Quelle place donnez-vous aux fantômes dans votre travail ?

Les fantômes sont omniprésents dans mon travail photographique, vidéo ou cinématographique. J’accorde une plus grande place aux « présences », aux empreintes, aux fragments. Le hors-champ est aussi important que ce que l’on voit à l’image, et les personnages principaux sont parfois invisibles (notamment dans Jaguars) ou sous forme spectrale (dans And you want to travel blind, le corps est une constellation lumineuse presque abstraite).

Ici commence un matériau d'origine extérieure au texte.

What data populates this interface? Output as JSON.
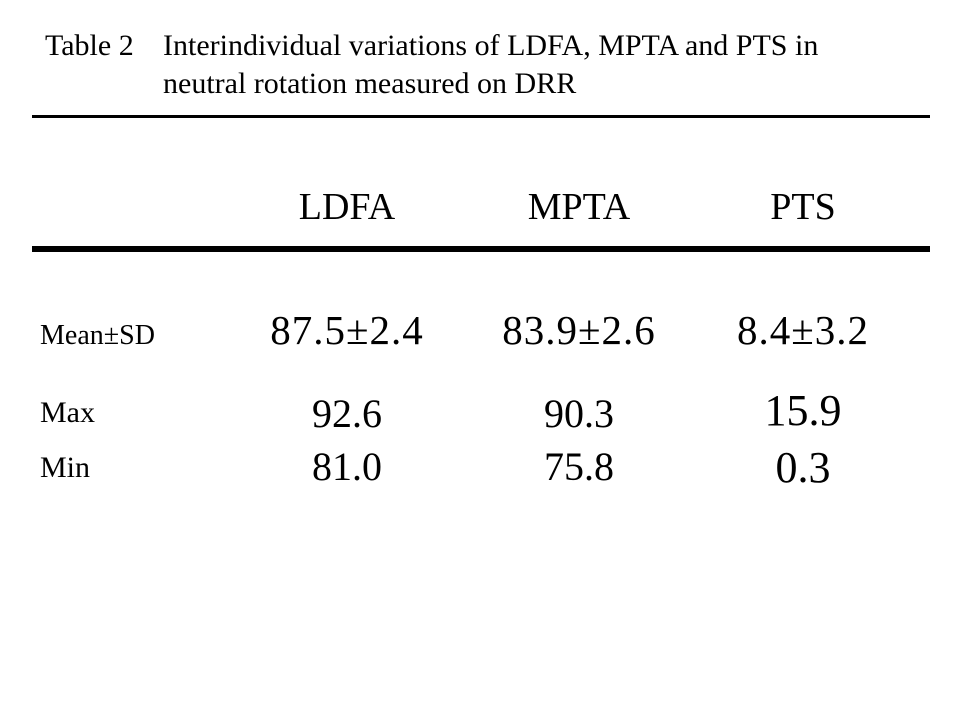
{
  "header": {
    "label": "Table 2",
    "caption": "Interindividual variations of LDFA, MPTA and PTS in neutral rotation measured on DRR",
    "caption_lines": [
      "Interindividual variations of LDFA, MPTA and PTS in",
      "neutral rotation measured on DRR"
    ]
  },
  "table": {
    "columns": [
      "LDFA",
      "MPTA",
      "PTS"
    ],
    "rows": [
      {
        "label": "Mean±SD",
        "values": [
          "87.5±2.4",
          "83.9±2.6",
          "8.4±3.2"
        ]
      },
      {
        "label": "Max",
        "values": [
          "92.6",
          "90.3",
          "15.9"
        ]
      },
      {
        "label": "Min",
        "values": [
          "81.0",
          "75.8",
          "0.3"
        ]
      }
    ]
  },
  "colors": {
    "background": "#ffffff",
    "text": "#000000",
    "rule": "#000000"
  },
  "chart_data": {
    "type": "table",
    "title": "Table 2 Interindividual variations of LDFA, MPTA and PTS in neutral rotation measured on DRR",
    "columns": [
      "",
      "LDFA",
      "MPTA",
      "PTS"
    ],
    "rows": [
      [
        "Mean±SD",
        "87.5±2.4",
        "83.9±2.6",
        "8.4±3.2"
      ],
      [
        "Max",
        "92.6",
        "90.3",
        "15.9"
      ],
      [
        "Min",
        "81.0",
        "75.8",
        "0.3"
      ]
    ]
  }
}
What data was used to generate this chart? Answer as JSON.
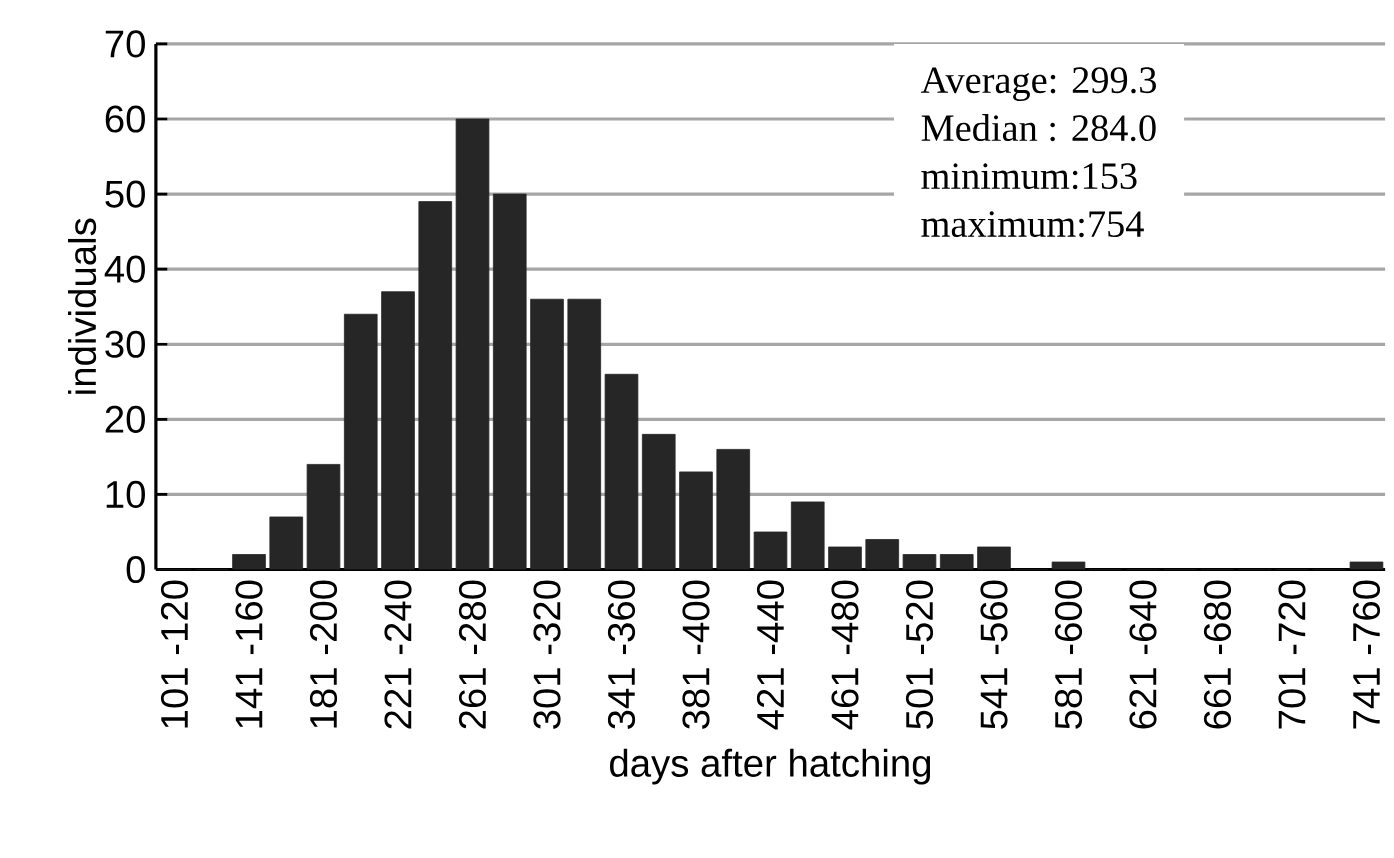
{
  "chart_data": {
    "type": "bar",
    "xlabel": "days after hatching",
    "ylabel": "individuals",
    "categories": [
      "101 -120",
      null,
      "141 -160",
      null,
      "181 -200",
      null,
      "221 -240",
      null,
      "261 -280",
      null,
      "301 -320",
      null,
      "341 -360",
      null,
      "381 -400",
      null,
      "421 -440",
      null,
      "461 -480",
      null,
      "501 -520",
      null,
      "541 -560",
      null,
      "581 -600",
      null,
      "621 -640",
      null,
      "661 -680",
      null,
      "701 -720",
      null,
      "741 -760"
    ],
    "values": [
      0,
      0,
      2,
      7,
      14,
      34,
      37,
      49,
      60,
      50,
      36,
      36,
      26,
      18,
      13,
      16,
      5,
      9,
      3,
      4,
      2,
      2,
      3,
      0,
      1,
      0,
      0,
      0,
      0,
      0,
      0,
      0,
      1
    ],
    "color": "#262626",
    "ylim": [
      0,
      70
    ],
    "yticks": [
      0,
      10,
      20,
      30,
      40,
      50,
      60,
      70
    ],
    "grid": "y",
    "annotations": [
      "Average: 299.3",
      "Median : 284.0",
      "minimum:153",
      "maximum:754"
    ]
  }
}
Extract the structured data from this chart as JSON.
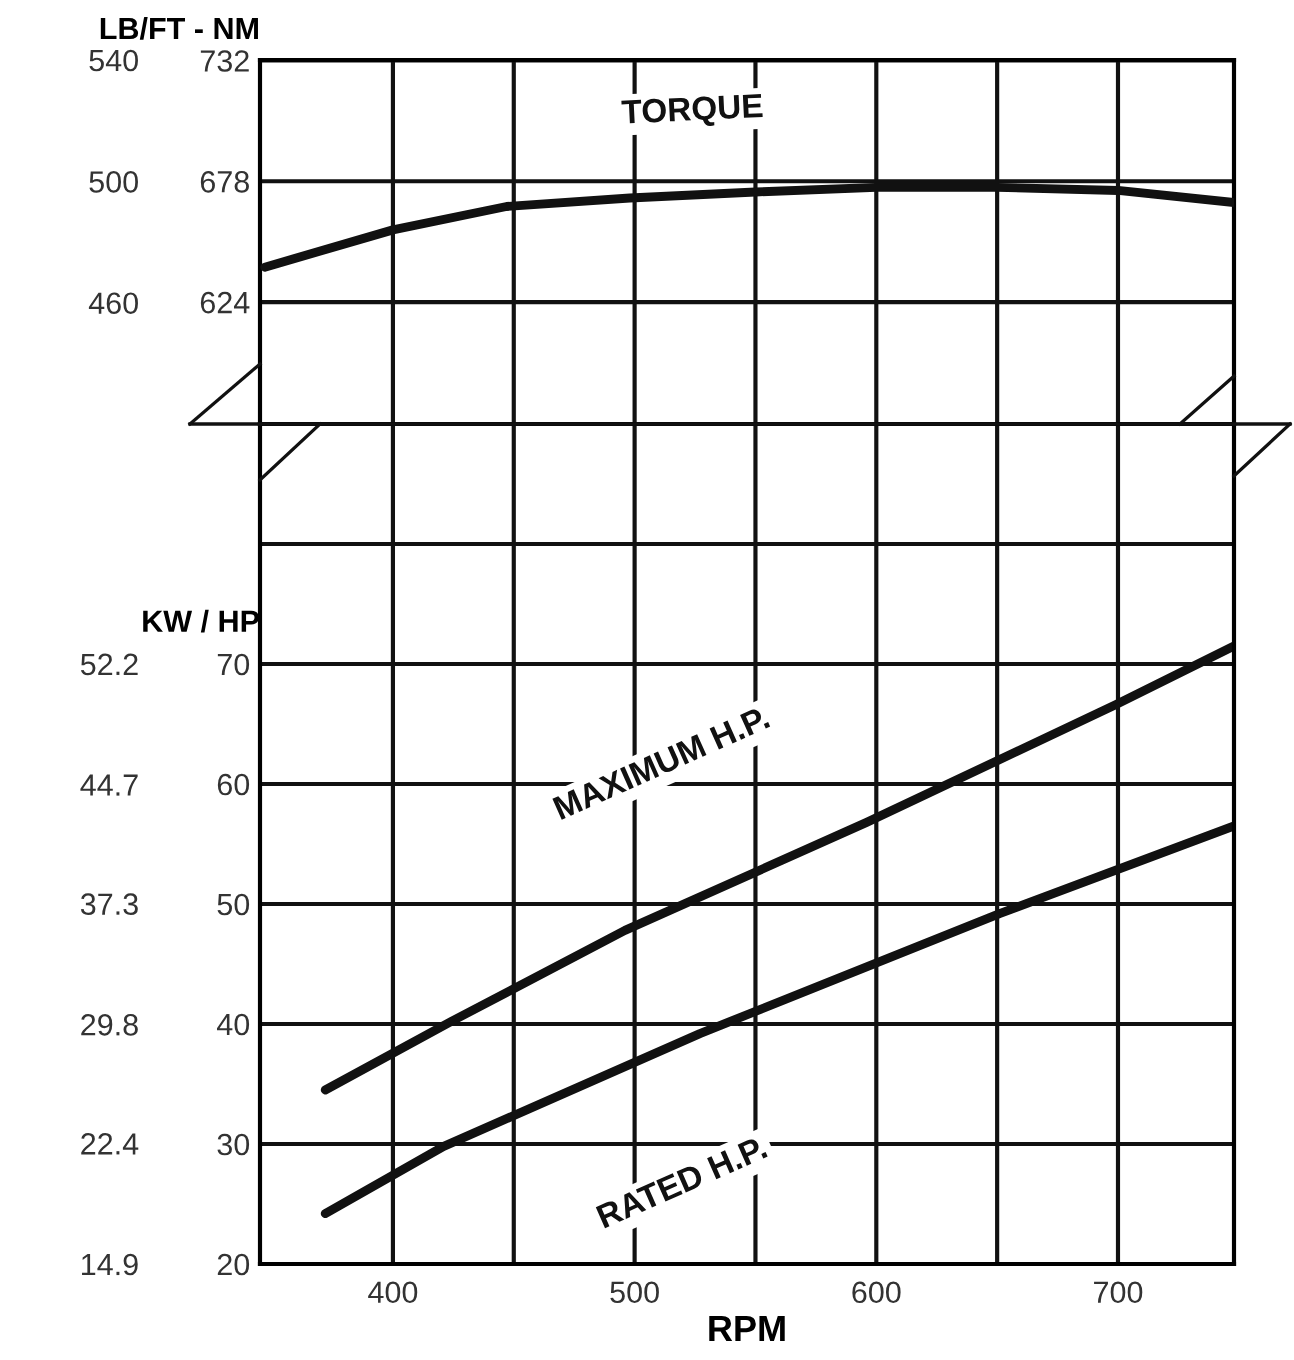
{
  "chart_data": [
    {
      "type": "line",
      "ylabel": "LB/FT - NM",
      "xlim": [
        345,
        748
      ],
      "xticks": [
        {
          "value": 400,
          "label": null
        },
        {
          "value": 450,
          "label": null
        },
        {
          "value": 500,
          "label": null
        },
        {
          "value": 550,
          "label": null
        },
        {
          "value": 600,
          "label": null
        },
        {
          "value": 650,
          "label": null
        },
        {
          "value": 700,
          "label": null
        }
      ],
      "ylim": [
        569.5,
        732.2
      ],
      "yticks": [
        624,
        678,
        732
      ],
      "y2lim": [
        420,
        540
      ],
      "y2ticks": [
        460,
        500,
        540
      ],
      "grid": true,
      "tick_labels": "y",
      "marker": "none",
      "line_style": "solid",
      "series": [
        {
          "name": "TORQUE",
          "color": "#111111",
          "axis": "y2",
          "x": [
            347,
            400,
            447,
            498,
            550,
            600,
            650,
            700,
            748
          ],
          "values": [
            471.7,
            484,
            491.7,
            494.5,
            496.5,
            498,
            498,
            497,
            493
          ]
        }
      ]
    },
    {
      "type": "line",
      "ylabel": "KW / HP",
      "xlabel": "RPM",
      "xlim": [
        345,
        748
      ],
      "xticks": [
        400,
        {
          "value": 450,
          "label": null
        },
        500,
        {
          "value": 550,
          "label": null
        },
        600,
        {
          "value": 650,
          "label": null
        },
        700
      ],
      "ylim": [
        20,
        90
      ],
      "yticks": [
        20,
        30,
        40,
        50,
        60,
        70,
        {
          "value": 80,
          "label": null
        }
      ],
      "y2lim": [
        14.9,
        67.11
      ],
      "y2ticks": [
        14.9,
        22.4,
        29.8,
        37.3,
        44.7,
        52.2
      ],
      "grid": true,
      "marker": "none",
      "line_style": "solid",
      "series": [
        {
          "name": "MAXIMUM H.P.",
          "color": "#111111",
          "x": [
            372,
            424,
            496,
            596,
            699,
            748
          ],
          "values": [
            34.5,
            40.2,
            47.8,
            56.8,
            66.6,
            71.5
          ]
        },
        {
          "name": "RATED H.P.",
          "color": "#111111",
          "x": [
            372,
            421,
            527,
            651,
            748
          ],
          "values": [
            24.2,
            29.8,
            39.2,
            49.2,
            56.5
          ]
        }
      ]
    }
  ]
}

Ce serait quoi pour vous le décor de cinéma parfait ?

Une forêt de pins en feu, de nuit ! Le décor de mon prochain film, qui est en phase d’écriture.




Qu’est-ce qui vous inspire ?

La musique, les éléments, la façon dont on rejoue des mythes ou des histoires, l'amitié.

Avec quelles autres pratiques artistiques votre travail dialogue-t-il le plus ?

La musique, le son. J’accorde beaucoup d’importance à l’univers sonore dans mes films et vidéos. La musique est ma passion première, elle habite et nourrit tout ce que je fais.

Comment décririez-vous votre travail en quelques mots ?

J’imagine que mon travail est organique, car il se déploie toujours autour des corps.

Décrivez en quelques mots un projet auquel vous rêvez. 

Je rêve du film que je suis en train d’écrire, dans lequel je suis une jeune femme de mon âge mettant à feu préventivement des forêts pour éviter les départs de mégafeux et protéger des plantes carnivores appelées Vénus.

Quels sont les films qui vous habitent ? 

Il y en a tant ! Je suis bien sûr hantée par des films de Werner Herzog tels que Fitzcarraldo ou Lessons of Darkness, et par les portraits dans Come and see de Klimov. J’aime énormément le cinéma d’Alice Rorhwacher, Les Merveilles particulièrement. Récemment j’ai été très troublée par Good One d’India Donaldson. Un film très peu démonstratif, mais si précis et sensible. Et Sundog de Dorian Jespers fait partie des court-métrages qui m’ont le plus marquée.









Chloé Wasp est une artiste plasticienne et cinéaste originaire de Lille (France). Elle est diplômée de l’École nationale supérieure de la photographie d’Arles et du Fresnoy – Studio national des arts contemporains. Elle axe principalement son travail sur les mythes, les troubles de la perception et les expériences d'altérité, toutes espèces confondues. Dans ce champ d’exploration, le corps est central. Elle a réalisé les films How it begins, produit par Le Fresnoy, et Jaguars, produit par Haïku Films (2025).